In Mauritius, which is slightly behind Kenya in terms of raw cryptocurrency transaction volume, the Virtual Assets and Initial Token Offering Services Act of 2021 provided comprehensive legislation for issuing new tokens. The country’s continued commitment to consumer protection has helped promote crypto adoption and has attracted traders while other countries in the region have issued explicit or implicit bans on certain crypto-related activities.
The increased regulatory clarity provided by the flurry of recent legislation could help Africa’s local cryptocurrency industry. As discussed above, many of the major crypto regulations enacted by Africa’s largest countries came around early 2023. Check out the chart below, which compares relative growth in Sub-Saharan use of local, homegrown crypto exchanges to international exchanges.
The consumer safety afforded by better regulations, the confidence those regulations give to consumers, and the ability of local crypto businesses to comply with those regulations may be part of the reasons why local African exchanges outgrow international competitors since early 2023 overtaking within the region.
What’s Next for Sub-Saharan Africa’s Crypto Economy?
The future of cryptocurrencies in sub-Saharan Africa looks bright, with major countries such as Nigeria already taking their place as global leaders in crypto adoption.
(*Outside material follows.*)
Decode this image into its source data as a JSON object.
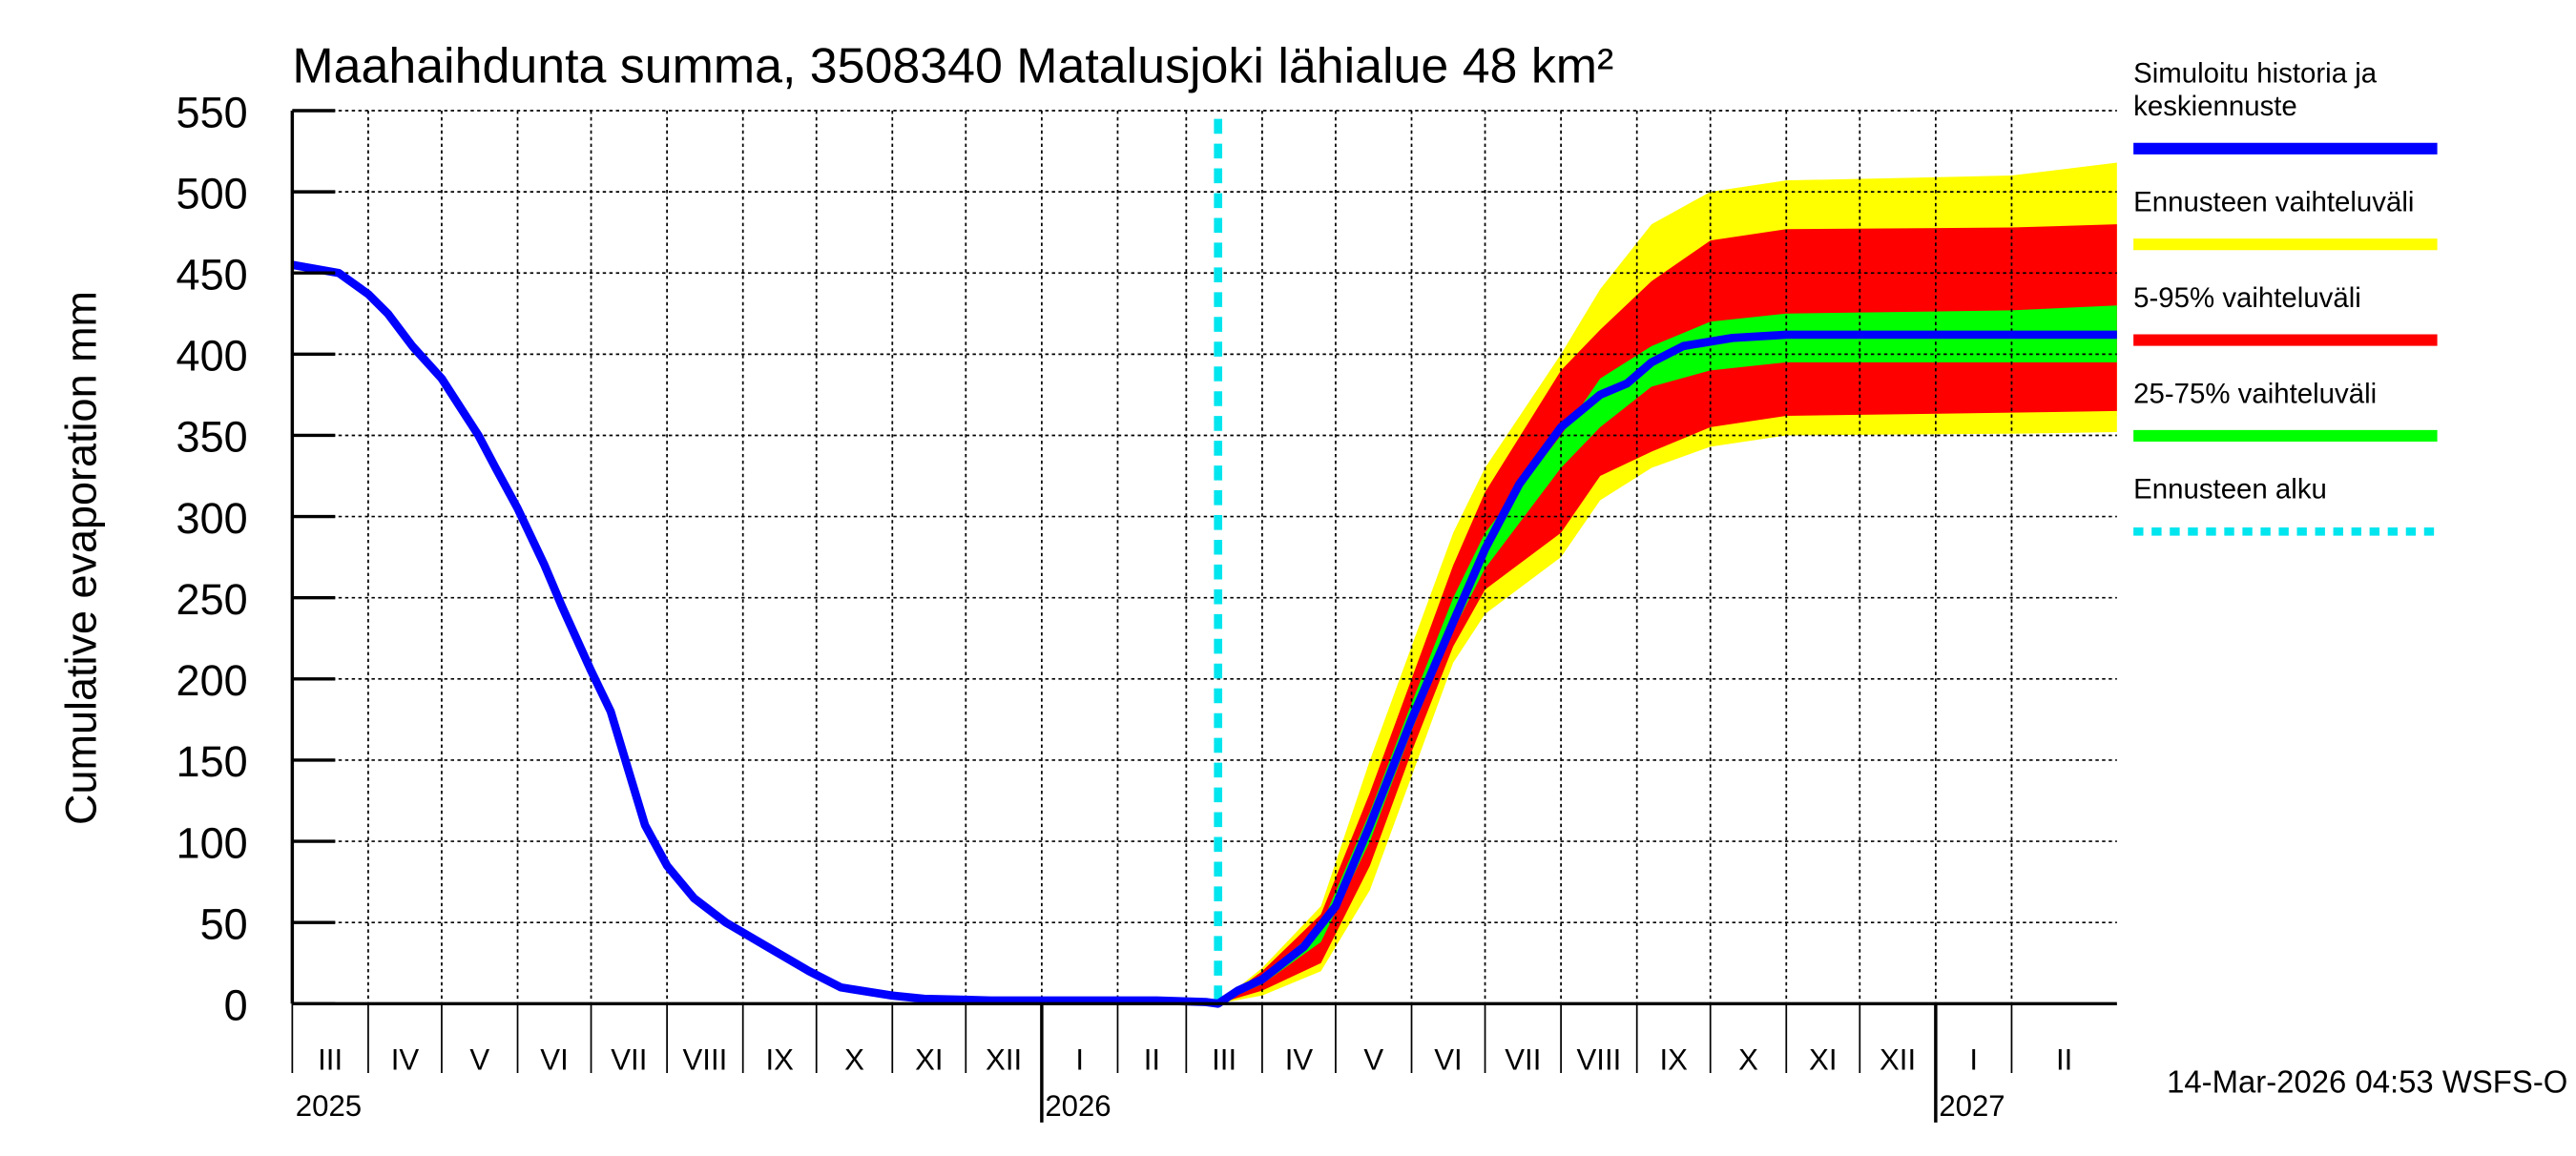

Increasing regulatory clarity across the region also appears to be bolstering growth, which local crypto operators appear poised to take advantage of. However, the most important lesson is the same one we’ve learned from studying emerging markets over the years: While residents of wealthier nations may have bought and sold more cryptocurrencies than those from emerging markets, the latter have a greater day-to-day need for cryptocurrency, very much in line with the original vision for Bitcoin and the sector as a whole.
This material is for informational purposes only and is not intended to provide legal, tax, financial or investment advice. Recipients should consult their own advisors before making these types of decisions. Chainalysis does not warrant or guarantee the accuracy, completeness, timeliness, suitability or validity of the information in this report and shall not be responsible for any claim attributable to errors, omissions or other inaccuracies of any part of such material.